Problem summary: You are given a positive integer num consisting of exactly four digits. Split num into two new integers new1 and new2 by using the digits found in num. Leading zeros are allowed in new1 and new2, and all the digits found in num must be used. For example, given num = 2932, you have the following digits: two 2's, one 9 and one 3. Some of the possible pairs [new1, new2] are [22, 93], [23, 92], [223, 9] and [2, 329]. Return the minimum possible sum of new1 and new2.

Baseline thinking

Start with the most direct exhaustive search. That gives a correctness anchor before optimizing.

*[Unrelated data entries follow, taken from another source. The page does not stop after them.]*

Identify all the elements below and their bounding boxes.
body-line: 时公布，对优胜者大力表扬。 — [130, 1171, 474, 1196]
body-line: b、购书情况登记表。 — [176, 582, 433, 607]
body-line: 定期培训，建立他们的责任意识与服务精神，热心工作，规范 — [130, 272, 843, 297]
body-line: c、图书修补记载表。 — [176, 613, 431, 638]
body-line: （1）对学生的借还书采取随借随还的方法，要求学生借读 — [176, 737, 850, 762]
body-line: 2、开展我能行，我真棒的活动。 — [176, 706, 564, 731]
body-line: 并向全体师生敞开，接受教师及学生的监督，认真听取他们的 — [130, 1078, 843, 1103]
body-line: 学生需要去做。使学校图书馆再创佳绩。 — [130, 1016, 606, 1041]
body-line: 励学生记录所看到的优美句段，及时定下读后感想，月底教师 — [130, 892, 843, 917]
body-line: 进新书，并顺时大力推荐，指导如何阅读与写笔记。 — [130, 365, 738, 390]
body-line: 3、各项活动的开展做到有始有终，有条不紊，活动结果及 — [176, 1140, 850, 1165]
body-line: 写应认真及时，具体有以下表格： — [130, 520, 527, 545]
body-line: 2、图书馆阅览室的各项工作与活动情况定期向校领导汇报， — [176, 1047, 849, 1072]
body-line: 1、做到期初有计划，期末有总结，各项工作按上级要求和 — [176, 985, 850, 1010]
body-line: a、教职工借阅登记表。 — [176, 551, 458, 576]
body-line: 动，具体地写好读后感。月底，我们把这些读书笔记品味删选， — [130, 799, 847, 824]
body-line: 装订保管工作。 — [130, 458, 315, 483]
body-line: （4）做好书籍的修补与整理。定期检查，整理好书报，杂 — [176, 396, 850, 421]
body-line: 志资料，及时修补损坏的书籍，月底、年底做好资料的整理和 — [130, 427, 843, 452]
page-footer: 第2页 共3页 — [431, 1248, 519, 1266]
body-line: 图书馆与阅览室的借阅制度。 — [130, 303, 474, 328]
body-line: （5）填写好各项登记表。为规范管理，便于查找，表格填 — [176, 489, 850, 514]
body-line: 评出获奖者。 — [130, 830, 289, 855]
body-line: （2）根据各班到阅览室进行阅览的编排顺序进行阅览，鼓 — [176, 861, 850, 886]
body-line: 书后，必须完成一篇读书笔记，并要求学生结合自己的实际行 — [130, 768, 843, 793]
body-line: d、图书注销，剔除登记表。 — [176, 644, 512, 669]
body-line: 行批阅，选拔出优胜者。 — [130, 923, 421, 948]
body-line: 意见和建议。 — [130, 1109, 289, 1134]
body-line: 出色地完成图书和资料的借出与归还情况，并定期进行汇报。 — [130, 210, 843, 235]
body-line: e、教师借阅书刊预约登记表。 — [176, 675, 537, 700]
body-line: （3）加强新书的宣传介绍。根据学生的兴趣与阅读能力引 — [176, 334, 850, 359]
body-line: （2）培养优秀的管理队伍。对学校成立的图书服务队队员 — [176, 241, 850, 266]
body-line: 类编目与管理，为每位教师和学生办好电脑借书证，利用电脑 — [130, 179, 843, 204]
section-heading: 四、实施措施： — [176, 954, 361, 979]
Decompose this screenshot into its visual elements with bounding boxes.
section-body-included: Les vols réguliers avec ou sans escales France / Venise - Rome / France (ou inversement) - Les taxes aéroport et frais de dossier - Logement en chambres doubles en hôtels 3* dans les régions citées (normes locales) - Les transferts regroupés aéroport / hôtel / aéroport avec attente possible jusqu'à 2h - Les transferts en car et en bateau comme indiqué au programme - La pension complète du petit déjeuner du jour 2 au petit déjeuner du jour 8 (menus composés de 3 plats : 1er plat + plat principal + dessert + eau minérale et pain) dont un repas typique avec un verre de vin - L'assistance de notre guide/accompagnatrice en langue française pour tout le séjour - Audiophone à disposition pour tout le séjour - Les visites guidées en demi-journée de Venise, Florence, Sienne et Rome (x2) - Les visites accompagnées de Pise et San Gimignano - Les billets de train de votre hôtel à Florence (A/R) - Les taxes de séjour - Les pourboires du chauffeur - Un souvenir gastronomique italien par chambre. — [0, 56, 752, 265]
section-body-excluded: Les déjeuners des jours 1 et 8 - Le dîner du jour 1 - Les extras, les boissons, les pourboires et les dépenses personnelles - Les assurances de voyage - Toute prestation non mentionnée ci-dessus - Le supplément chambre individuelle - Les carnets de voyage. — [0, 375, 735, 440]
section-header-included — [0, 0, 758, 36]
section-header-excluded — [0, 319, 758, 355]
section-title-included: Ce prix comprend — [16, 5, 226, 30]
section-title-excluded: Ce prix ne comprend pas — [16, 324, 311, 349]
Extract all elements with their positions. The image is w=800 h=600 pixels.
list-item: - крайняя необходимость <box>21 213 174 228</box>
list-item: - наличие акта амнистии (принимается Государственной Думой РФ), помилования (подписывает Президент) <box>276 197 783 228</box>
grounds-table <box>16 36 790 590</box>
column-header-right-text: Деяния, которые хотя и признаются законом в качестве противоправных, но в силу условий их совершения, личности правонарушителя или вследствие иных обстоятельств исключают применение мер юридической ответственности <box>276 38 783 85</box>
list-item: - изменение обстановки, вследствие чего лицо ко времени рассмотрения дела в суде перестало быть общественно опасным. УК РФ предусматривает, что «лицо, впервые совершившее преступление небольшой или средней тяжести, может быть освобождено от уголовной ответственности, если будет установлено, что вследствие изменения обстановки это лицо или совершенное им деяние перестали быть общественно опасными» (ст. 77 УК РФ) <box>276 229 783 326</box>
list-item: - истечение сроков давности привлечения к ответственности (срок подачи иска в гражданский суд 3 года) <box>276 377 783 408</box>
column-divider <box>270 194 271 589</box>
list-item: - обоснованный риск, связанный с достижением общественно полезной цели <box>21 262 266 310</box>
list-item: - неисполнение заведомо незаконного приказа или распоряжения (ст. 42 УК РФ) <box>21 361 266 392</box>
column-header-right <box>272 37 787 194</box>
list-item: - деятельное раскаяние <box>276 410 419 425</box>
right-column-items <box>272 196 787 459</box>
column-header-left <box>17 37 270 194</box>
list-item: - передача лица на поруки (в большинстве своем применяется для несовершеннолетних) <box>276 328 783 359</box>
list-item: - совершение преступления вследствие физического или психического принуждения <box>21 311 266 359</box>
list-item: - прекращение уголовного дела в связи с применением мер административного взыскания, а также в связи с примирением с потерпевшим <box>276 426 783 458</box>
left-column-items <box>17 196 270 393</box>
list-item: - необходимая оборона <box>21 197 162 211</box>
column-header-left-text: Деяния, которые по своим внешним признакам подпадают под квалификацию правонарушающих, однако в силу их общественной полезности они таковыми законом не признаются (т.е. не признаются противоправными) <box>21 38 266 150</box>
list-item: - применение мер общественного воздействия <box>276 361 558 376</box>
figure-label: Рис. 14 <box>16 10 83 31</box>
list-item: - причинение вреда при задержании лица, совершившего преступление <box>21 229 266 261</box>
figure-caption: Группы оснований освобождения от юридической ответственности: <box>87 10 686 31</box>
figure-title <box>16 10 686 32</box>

Pattern signal: Math · Greedy

Example 1

2932

Example 2

4009

Related Problems

  • Add Digits (add-digits)
  • Difference Between Element Sum and Digit Sum of an Array (difference-between-element-sum-and-digit-sum-of-an-array)
  • Alternating Digit Sum (alternating-digit-sum)
Step 02

Core Insight

What unlocks the optimal approach

  • Notice that the most optimal way to obtain the minimum possible sum using 4 digits is by summing up two 2-digit numbers.
  • We can use the two smallest digits out of the four as the digits found in the tens place respectively.
  • Similarly, we use the final 2 larger digits as the digits found in the ones place.
Interview move: turn each hint into an invariant you can check after every iteration/recursion step.
Step 03

Algorithm Walkthrough

Iteration Checklist

  1. Define state (indices, window, stack, map, DP cell, or recursion frame).
  2. Apply one transition step and update the invariant.
  3. Record answer candidate when condition is met.
  4. Continue until all input is consumed.
Use the first example testcase as your mental trace to verify each transition.
Step 04

Edge Cases

Minimum Input
Single element / shortest valid input
Validate boundary behavior before entering the main loop or recursion.
Duplicates & Repeats
Repeated values / repeated states
Decide whether duplicates should be merged, skipped, or counted explicitly.
Extreme Constraints
Upper-end input sizes
Re-check complexity target against constraints to avoid time-limit issues.
Invalid / Corner Shape
Empty collections, zeros, or disconnected structures
Handle special-case structure before the core algorithm path.
Step 05

Full Annotated Code

Source-backed implementations are provided below for direct study and interview prep.

// Accepted solution for LeetCode #2160: Minimum Sum of Four Digit Number After Splitting Digits
class Solution {
    public int minimumSum(int num) {
        int[] nums = new int[4];
        for (int i = 0; num != 0; ++i) {
            nums[i] = num % 10;
            num /= 10;
        }
        Arrays.sort(nums);
        return 10 * (nums[0] + nums[1]) + nums[2] + nums[3];
    }
}
Step 06

Interactive Study Demo

Use this to step through a reusable interview workflow for this problem.

Press Step or Run All to begin.
Step 07

Complexity Analysis

Time
O(n log n)
Space
O(1)

Approach Breakdown

EXHAUSTIVE
O(2ⁿ) time
O(n) space

Try every possible combination of choices. With n items each having two states (include/exclude), the search space is 2ⁿ. Evaluating each combination takes O(n), giving O(n × 2ⁿ). The recursion stack or subset storage uses O(n) space.

GREEDY
O(n log n) time
O(1) space

Greedy algorithms typically sort the input (O(n log n)) then make a single pass (O(n)). The sort dominates. If the input is already sorted or the greedy choice can be computed without sorting, time drops to O(n). Proving greedy correctness (exchange argument) is harder than the implementation.

Shortcut: Sort + single pass → O(n log n). If no sort needed → O(n). The hard part is proving it works.
Coach Notes

Common Mistakes

Review these before coding to avoid predictable interview regressions.

Overflow in intermediate arithmetic

Wrong move: Temporary multiplications exceed integer bounds.

Usually fails on: Large inputs wrap around unexpectedly.

Fix: Use wider types, modular arithmetic, or rearranged operations.

Using greedy without proof

Wrong move: Locally optimal choices may fail globally.

Usually fails on: Counterexamples appear on crafted input orderings.

Fix: Verify with exchange argument or monotonic objective before committing.